A presentation from CFIB this week showed that 1) Farmers and 2) Small Business Owners are the most trusted professions in Canada. Investment bankers did not even make the list. So who is going to suffer from any future lack of talent, the big guys or the little guys? The big firms can only offer money, while smaller businesses usually offer lifestyle and a sense of doing something worthwhile. If we enter into a period of currency devaluation, then money will be of even less value. The barter system actually works at the local level.

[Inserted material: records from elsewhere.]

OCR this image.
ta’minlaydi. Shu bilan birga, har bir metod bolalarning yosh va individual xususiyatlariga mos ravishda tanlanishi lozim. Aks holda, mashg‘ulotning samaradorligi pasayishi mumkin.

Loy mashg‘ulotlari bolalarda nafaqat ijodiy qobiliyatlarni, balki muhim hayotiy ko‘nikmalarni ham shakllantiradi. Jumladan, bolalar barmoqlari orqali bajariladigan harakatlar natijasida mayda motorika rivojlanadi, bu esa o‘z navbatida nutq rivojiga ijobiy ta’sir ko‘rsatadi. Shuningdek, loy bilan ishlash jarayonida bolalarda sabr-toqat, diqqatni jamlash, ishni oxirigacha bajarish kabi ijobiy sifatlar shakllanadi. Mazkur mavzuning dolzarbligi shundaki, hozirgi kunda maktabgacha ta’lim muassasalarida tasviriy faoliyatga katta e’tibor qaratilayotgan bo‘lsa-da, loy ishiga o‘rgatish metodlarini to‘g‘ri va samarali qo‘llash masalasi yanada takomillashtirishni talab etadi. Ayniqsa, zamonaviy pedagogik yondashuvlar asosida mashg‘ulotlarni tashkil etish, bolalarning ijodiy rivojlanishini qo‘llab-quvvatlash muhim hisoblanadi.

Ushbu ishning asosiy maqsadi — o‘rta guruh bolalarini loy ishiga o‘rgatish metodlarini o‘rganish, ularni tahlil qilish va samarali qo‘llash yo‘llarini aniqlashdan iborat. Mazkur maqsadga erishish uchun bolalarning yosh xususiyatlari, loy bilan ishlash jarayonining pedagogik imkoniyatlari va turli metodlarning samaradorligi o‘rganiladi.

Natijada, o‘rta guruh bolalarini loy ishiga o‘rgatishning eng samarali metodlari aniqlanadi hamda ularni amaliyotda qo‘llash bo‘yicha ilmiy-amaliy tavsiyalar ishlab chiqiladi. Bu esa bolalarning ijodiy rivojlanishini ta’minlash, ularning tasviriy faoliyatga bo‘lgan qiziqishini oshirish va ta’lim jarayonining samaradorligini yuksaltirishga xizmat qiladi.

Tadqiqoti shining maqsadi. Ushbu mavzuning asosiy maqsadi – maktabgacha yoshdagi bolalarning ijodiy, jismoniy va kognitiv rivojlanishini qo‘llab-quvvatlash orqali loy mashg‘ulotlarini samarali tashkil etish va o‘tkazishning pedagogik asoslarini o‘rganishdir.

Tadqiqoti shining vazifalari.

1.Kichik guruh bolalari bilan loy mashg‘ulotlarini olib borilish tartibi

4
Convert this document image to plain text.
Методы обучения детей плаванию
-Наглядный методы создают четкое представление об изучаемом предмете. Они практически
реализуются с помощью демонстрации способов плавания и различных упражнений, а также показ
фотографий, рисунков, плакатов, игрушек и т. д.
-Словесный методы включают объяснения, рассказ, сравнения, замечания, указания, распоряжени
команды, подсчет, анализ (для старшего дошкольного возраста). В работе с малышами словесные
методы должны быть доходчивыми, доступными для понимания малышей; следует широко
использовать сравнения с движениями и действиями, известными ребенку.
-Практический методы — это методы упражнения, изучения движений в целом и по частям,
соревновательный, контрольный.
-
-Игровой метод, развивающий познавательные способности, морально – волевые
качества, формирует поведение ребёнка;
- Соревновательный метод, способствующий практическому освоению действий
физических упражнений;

In the networked, always-on workplace, community is king, as it has always been at the local level. Today, organizations, public, private & non-profit, need to connect with their communities. People are already doing this on the Web and it’s becoming unnatural to go to work and not be connected to our communities. Workers only surf the Web or play solitaire when they’re disconnected from their work. Keeping people connected and engaged is the great challenge, especially for larger organizations. This can be a role for the training department, but I’m not sure if most are up to it.

To weather the great disruption a successful organization will have to be more like 1) a web-based service company and 2) a small, community-based business. It will have to be nimble and remain small, or small-thinking. That means breaking down silos and giving autonomy to sub-organizations. It also means sharing and enabling people to connect on a human level, not with some document or policy. The future belongs to an organization that can think like a small business, where your word is your bond, and at the same time act as an inter-connected global citizen.